Sin duda, hay un ingrediente crucial que no tiene sabor, pero que aporta sazón: el amor. Por eso me gusta el concepto de que hay comida a la que le falta amor. Quien cocina con desgano y falta de cariño prepara comida sin alma. Platos sosos que no tienen arreglo porque nacieron muertos. Desangelados les dice mi papá. Bella palabra.
Hace años tuve una empleada que odiaba cocinar. Una vez le dije que hiciera arroz con pollo, ella torció la boca y el resultado del plato fue como el de su gesto. Ni con toneladas de salsa de tomate, sal, hierbas y picante logramos revivirlo.

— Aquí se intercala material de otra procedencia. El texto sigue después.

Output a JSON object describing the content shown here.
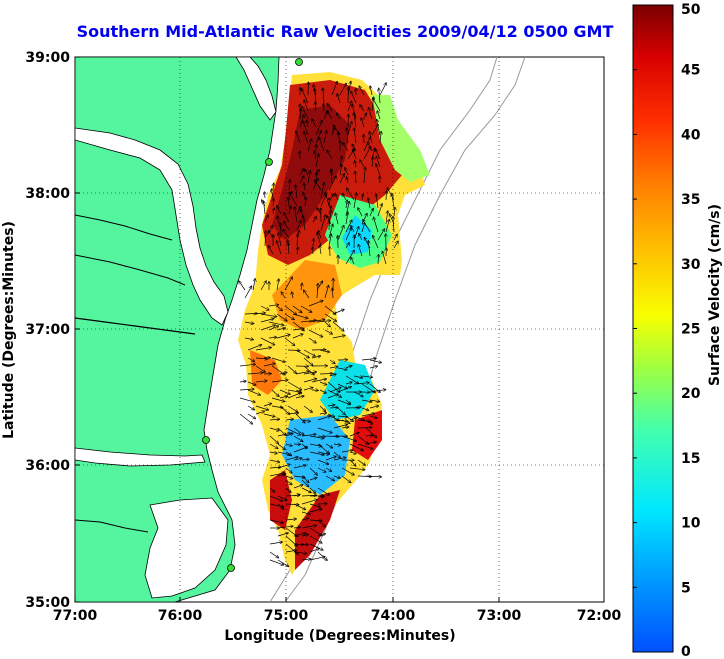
{
  "title": "Southern Mid-Atlantic Raw Velocities 2009/04/12 0500 GMT",
  "axes": {
    "x_label": "Longitude (Degrees:Minutes)",
    "y_label": "Latitude (Degrees:Minutes)",
    "x_ticks": [
      "77:00",
      "76:00",
      "75:00",
      "74:00",
      "73:00",
      "72:00"
    ],
    "y_ticks": [
      "39:00",
      "38:00",
      "37:00",
      "36:00",
      "35:00"
    ]
  },
  "colorbar": {
    "label": "Surface Velocity (cm/s)",
    "ticks": [
      "0",
      "5",
      "10",
      "15",
      "20",
      "25",
      "30",
      "35",
      "40",
      "45",
      "50"
    ],
    "min": 0,
    "max": 50
  },
  "colors": {
    "title": "#0000ee",
    "land": "#55f5a0",
    "station": "#33dd33"
  }
}
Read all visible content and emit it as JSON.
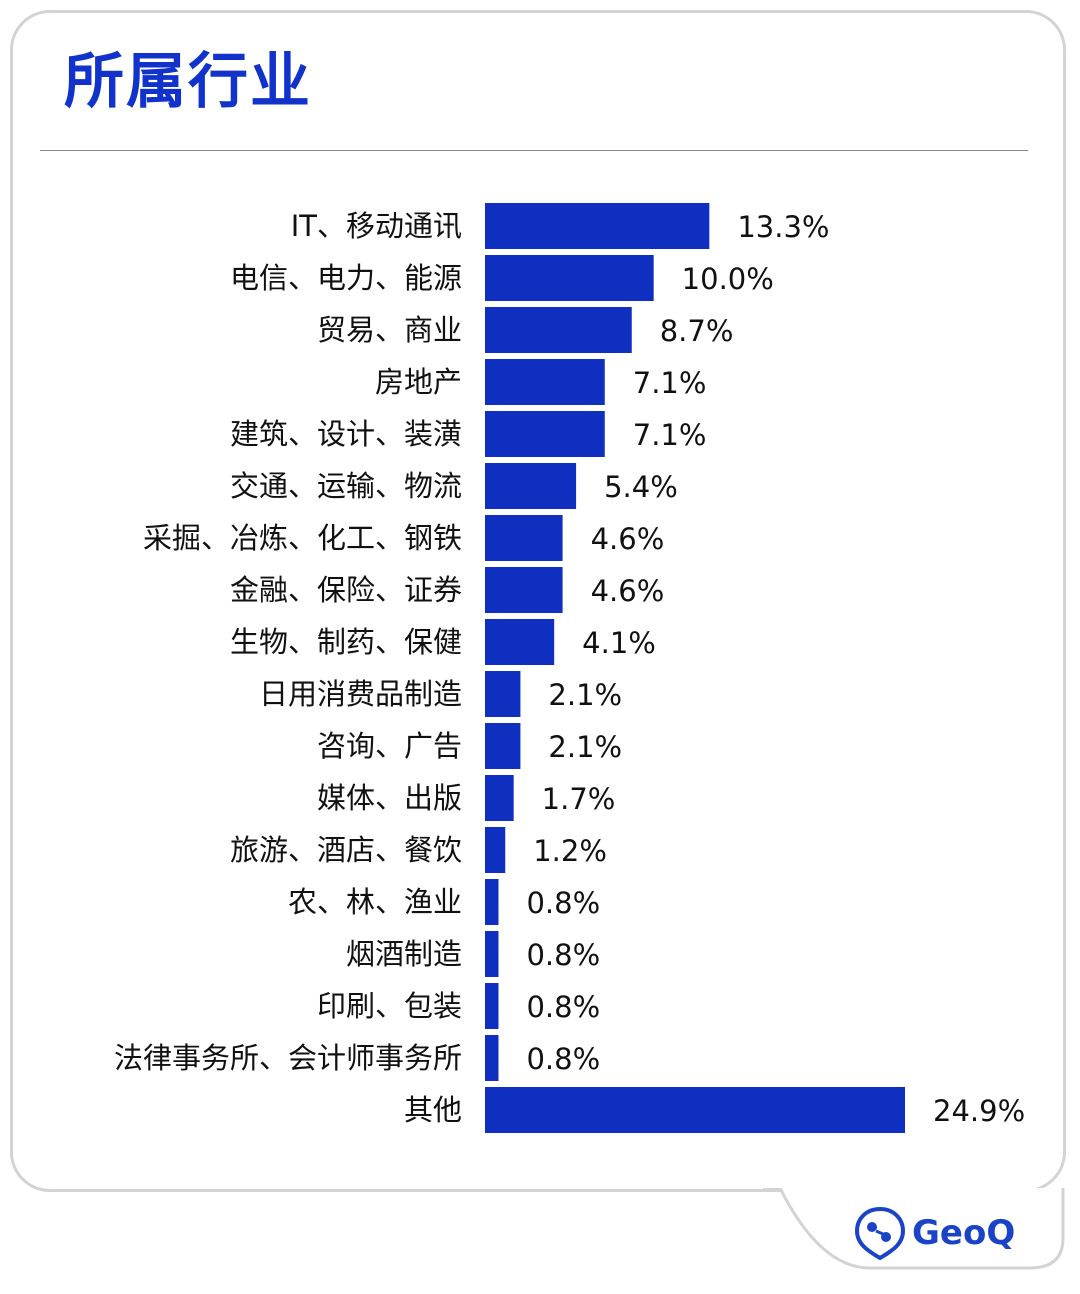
{
  "page": {
    "title": "所属行业",
    "brand": "GeoQ"
  },
  "colors": {
    "bar": "#0f2fc0",
    "title": "#1133cc",
    "text": "#111111"
  },
  "chart_data": {
    "type": "bar",
    "orientation": "horizontal",
    "categories": [
      "IT、移动通讯",
      "电信、电力、能源",
      "贸易、商业",
      "房地产",
      "建筑、设计、装潢",
      "交通、运输、物流",
      "采掘、冶炼、化工、钢铁",
      "金融、保险、证券",
      "生物、制药、保健",
      "日用消费品制造",
      "咨询、广告",
      "媒体、出版",
      "旅游、酒店、餐饮",
      "农、林、渔业",
      "烟酒制造",
      "印刷、包装",
      "法律事务所、会计师事务所",
      "其他"
    ],
    "values": [
      13.3,
      10.0,
      8.7,
      7.1,
      7.1,
      5.4,
      4.6,
      4.6,
      4.1,
      2.1,
      2.1,
      1.7,
      1.2,
      0.8,
      0.8,
      0.8,
      0.8,
      24.9
    ],
    "labels": [
      "13.3%",
      "10.0%",
      "8.7%",
      "7.1%",
      "7.1%",
      "5.4%",
      "4.6%",
      "4.6%",
      "4.1%",
      "2.1%",
      "2.1%",
      "1.7%",
      "1.2%",
      "0.8%",
      "0.8%",
      "0.8%",
      "0.8%",
      "24.9%"
    ],
    "grid": false,
    "legend": "none"
  }
}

Sin duda, hay un ingrediente crucial que no tiene sabor, pero que aporta sazón: el amor
Posiblemente es por eso que la comida de las mamás y de las abuelas, sin importar su destreza culinaria, es inolvidable e insuperable. Alguna vez una amiga, a quien llamaré L, me dijo que su esposo, a quien le diré A, invadido por la nostalgia, le pidió que preparara la receta de fríjoles que hacía su madre. L, gran cocinera, a punta de llamadas a las tías de A, logró escribir la receta. Me cuenta que se la preparó un sinnúmero de veces, pero que él siempre le decía: “están ricos, pero no saben como los de mamá”. Finalmente, ella entendió que jamás le podría repetir esos sabores que estaban condimentados con recuerdos y añoranzas.
En mi caso, ningún ajiaco con pollo será como el de Julia, mi mamá. Es que no es la sopa per se, sino todo lo que la rodeaba. El olor de la casa, los sonidos que salían de la cocina. Imaginarla moviéndose de un lado a otro, casi que en un sincrónico baile en el que picaba, revolvía, probaba y servía.
El otro día fui al restaurante Krüst, del chef colombiano Sebastián Vargas, en Miami. Cuando él salió de la cocina con el plato en sus manos, tenía una sonrisa de oreja a oreja. Luego de ponerlo en la mesa me dijo: esta es mi versión del arroz con coco y camarones de mi mamá. Me encantó la intención con la que llegó y, por supuesto, sin conocerla a ella, al probarlo, sentí felicidad. Entendí entonces que hay platos que no se pueden replicar pero que se pueden reinventar y, sin duda, los recuerdos sabrán mejor.
Luego, durante el postre dijo "siento una gran responsabilidad porque todo lo que sale de mi cocina es lo que las personas llevan adentro de su cuerpo". Nunca lo había pensado de esa manera y por eso mismo creo que hay que cocinar con el corazón. La receta perfecta, sin importar el plato, siempre será una combinación de los mejores ingredientes, la técnica, la pasión y el amor por la cocina y sus comensales. Cocinar es un acto de amor. Buen provecho.